Due to financial constraints and the fear of increased morbidity/mortality by the pet owners, hypophysectomies are rarely performed. This surgical procedure carries with it the added burden of having to supplement the patient (on a life-long basis) with replacement hormones due to the loss of TSH, ACTH, STH and possibly vasopressin. Even adrenalectomies are not commonly performed (even in specialty practices), because these patients are poor surgical risks (obesity, poor healing tendencies, hypertension, poor immune response to potential infections, etc.).

Objective

To review the various medical treatment options available to small animal practioner in the management of Canine Hyperadrenocorticism and to discuss their various advantages and disadvantages.

Review of medications

Mitotane (O,P'DDD) {Lysodren}

Since 1973 when a rational protocol for the medical treatment of Canine Hyperadrenocorticism was firsrt published, mitotane has been the mainstay for the medical management of PDH and selected cases of FAT and has been used by this author for >33 years in over 650 cases. The drug, a dervitive of DDT is a potent adrenolytic agent, producing marked, progressive necrosis of the zona fasiculata and zona reticularis of the adrenal cortex. Later studies demonstrated that in prolonged high doses, mitotane causes necrosis of the zona glomerulosa with subsequent mineralocoid depletion. The key approach to successful use of this agent is be conservative and slowly convert the patient from hypercortisolemia to eu or mild hypocortisolemia. The clincian should realize that the disease took many months to develop and lowering the plasma cortisol levels is not a STAT clinical situation.

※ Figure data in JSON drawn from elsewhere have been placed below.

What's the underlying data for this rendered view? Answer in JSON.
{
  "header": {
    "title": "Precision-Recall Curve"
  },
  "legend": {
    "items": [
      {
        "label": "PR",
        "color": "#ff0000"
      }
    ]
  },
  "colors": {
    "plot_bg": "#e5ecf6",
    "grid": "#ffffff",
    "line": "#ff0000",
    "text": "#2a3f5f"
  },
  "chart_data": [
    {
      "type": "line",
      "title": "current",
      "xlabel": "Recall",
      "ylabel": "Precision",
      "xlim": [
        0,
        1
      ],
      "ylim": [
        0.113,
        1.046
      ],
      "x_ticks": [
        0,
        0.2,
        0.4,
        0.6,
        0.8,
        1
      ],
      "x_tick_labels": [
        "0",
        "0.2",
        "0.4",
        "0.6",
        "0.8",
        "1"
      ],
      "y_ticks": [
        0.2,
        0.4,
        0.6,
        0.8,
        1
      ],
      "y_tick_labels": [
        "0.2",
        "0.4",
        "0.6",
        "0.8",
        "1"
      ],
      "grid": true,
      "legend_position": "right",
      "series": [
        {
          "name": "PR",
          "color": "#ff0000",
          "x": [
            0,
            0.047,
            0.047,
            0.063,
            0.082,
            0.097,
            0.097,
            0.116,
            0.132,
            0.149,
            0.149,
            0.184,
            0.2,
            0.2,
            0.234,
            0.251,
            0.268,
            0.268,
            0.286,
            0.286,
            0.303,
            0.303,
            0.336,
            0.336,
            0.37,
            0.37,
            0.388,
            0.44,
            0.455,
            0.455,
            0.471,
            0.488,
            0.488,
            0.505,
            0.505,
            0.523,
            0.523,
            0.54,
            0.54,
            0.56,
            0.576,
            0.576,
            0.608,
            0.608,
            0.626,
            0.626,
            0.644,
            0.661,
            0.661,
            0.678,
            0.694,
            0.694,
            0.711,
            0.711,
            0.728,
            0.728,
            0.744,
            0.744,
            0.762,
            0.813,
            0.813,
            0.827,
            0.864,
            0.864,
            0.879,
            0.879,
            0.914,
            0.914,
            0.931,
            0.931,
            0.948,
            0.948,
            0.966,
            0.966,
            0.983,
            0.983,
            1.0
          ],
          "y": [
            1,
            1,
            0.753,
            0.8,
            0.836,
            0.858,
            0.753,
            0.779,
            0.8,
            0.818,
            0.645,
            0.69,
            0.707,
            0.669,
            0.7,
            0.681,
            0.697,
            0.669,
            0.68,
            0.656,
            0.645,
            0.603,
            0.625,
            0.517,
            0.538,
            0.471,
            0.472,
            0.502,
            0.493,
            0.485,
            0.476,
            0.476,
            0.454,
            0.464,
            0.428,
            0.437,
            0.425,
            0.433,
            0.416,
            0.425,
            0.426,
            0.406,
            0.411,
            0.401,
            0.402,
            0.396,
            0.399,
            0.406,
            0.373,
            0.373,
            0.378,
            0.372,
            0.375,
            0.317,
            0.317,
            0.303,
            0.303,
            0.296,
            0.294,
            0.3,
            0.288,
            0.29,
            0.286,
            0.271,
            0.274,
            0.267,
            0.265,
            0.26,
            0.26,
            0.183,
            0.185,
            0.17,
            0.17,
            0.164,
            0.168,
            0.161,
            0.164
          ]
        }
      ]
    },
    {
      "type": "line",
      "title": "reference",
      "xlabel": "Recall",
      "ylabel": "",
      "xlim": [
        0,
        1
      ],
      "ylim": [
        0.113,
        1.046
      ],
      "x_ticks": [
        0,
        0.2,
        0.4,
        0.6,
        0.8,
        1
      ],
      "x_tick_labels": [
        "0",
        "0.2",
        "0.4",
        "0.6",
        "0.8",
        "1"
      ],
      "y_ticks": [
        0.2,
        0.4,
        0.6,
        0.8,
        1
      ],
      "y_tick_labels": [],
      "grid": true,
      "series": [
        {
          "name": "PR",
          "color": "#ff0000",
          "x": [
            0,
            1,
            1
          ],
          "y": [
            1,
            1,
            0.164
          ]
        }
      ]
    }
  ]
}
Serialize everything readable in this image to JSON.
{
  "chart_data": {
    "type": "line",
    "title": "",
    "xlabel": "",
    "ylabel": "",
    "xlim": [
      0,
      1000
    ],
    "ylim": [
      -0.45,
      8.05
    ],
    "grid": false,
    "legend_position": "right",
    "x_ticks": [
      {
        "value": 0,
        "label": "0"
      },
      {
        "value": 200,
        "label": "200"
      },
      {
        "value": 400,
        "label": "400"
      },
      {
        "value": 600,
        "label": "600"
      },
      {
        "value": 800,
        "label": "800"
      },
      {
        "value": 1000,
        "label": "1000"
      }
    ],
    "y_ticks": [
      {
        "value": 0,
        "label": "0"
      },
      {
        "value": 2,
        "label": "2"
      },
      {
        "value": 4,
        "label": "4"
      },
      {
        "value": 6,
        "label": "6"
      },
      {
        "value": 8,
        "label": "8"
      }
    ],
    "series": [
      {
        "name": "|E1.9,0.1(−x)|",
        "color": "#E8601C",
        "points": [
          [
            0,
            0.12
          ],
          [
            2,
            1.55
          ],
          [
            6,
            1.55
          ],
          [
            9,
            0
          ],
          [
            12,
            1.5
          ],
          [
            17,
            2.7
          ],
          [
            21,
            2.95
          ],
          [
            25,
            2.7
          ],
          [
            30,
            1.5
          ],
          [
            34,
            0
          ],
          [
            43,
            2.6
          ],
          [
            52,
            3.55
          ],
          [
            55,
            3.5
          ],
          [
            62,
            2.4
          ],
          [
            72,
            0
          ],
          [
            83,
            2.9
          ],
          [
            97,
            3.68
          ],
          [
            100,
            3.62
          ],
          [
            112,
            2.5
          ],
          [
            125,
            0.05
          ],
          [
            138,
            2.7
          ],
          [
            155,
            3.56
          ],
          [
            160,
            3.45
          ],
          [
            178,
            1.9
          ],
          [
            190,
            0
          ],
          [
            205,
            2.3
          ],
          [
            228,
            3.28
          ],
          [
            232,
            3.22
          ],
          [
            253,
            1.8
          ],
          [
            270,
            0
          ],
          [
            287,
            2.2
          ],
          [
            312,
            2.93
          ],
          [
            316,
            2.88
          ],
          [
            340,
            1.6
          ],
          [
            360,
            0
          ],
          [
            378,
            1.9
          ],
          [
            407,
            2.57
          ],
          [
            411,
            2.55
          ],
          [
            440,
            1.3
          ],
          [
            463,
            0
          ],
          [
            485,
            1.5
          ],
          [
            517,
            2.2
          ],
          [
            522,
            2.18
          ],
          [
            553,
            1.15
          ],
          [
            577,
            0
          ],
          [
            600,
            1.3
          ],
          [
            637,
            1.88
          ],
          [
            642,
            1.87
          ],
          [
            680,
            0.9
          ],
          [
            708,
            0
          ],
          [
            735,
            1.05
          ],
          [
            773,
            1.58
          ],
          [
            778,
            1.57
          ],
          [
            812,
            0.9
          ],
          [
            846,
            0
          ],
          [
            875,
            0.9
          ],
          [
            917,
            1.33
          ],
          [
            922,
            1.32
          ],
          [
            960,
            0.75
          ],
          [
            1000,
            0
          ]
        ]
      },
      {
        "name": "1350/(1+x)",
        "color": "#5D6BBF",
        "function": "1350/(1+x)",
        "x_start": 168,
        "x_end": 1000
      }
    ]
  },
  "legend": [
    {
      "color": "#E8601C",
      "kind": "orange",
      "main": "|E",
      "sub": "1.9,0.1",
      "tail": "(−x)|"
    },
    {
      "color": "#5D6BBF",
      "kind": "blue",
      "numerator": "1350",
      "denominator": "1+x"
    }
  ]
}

Mitotane is administered in two distinct phases: 1) a loading dose phase (usually 10-14 days; sometimes 21 days are required) and 2) a maintainence phase usually administered 1-3x/week for the rest of the dog's life. The most accepted loading dosage is: 50mg/kg in divided dosages (with food) although this author cosiders the dog's age, renal and hepatic function, body composition, attitude and appetite before arriving at a starting dosage. Often it is best to begin at 35-40 mg/kg divided and take one's time. Parameters to be carefully checked 1) appetite (usually a reduction of the often ravenous appetite is detected in 8-10 days) 2) cessation of polyuria/polydipsia (<60ml/kg/day). When the above phenomena occur daily mitotane administration is stopped and the dog undergoes an ACTH stimulatoin test. If the post ACTH level of plasma cortisol is 1-5 micrograms/dl, the patient is begun on maintence therapy (25-50 mg/kg/wk) and the patient is rechecked on a quarterly basis (CBC biochemistry panel, electrolytes and ACTH stimulation test). Because of this author's conservative dosing protocol and respect for mitotane's side effects (nausea, vomition diarrhea, severe anorexia, ataxia, CNS signs due rapidly expanding pituitary macroadenoma, decreased Na:K ratio etc.) administration of glucocorticoids along with the drug is almost never done Utilizing mitotane in the above manner has resulted in satisfying clincal results (suvivals of of 450->900 days in this author's experience).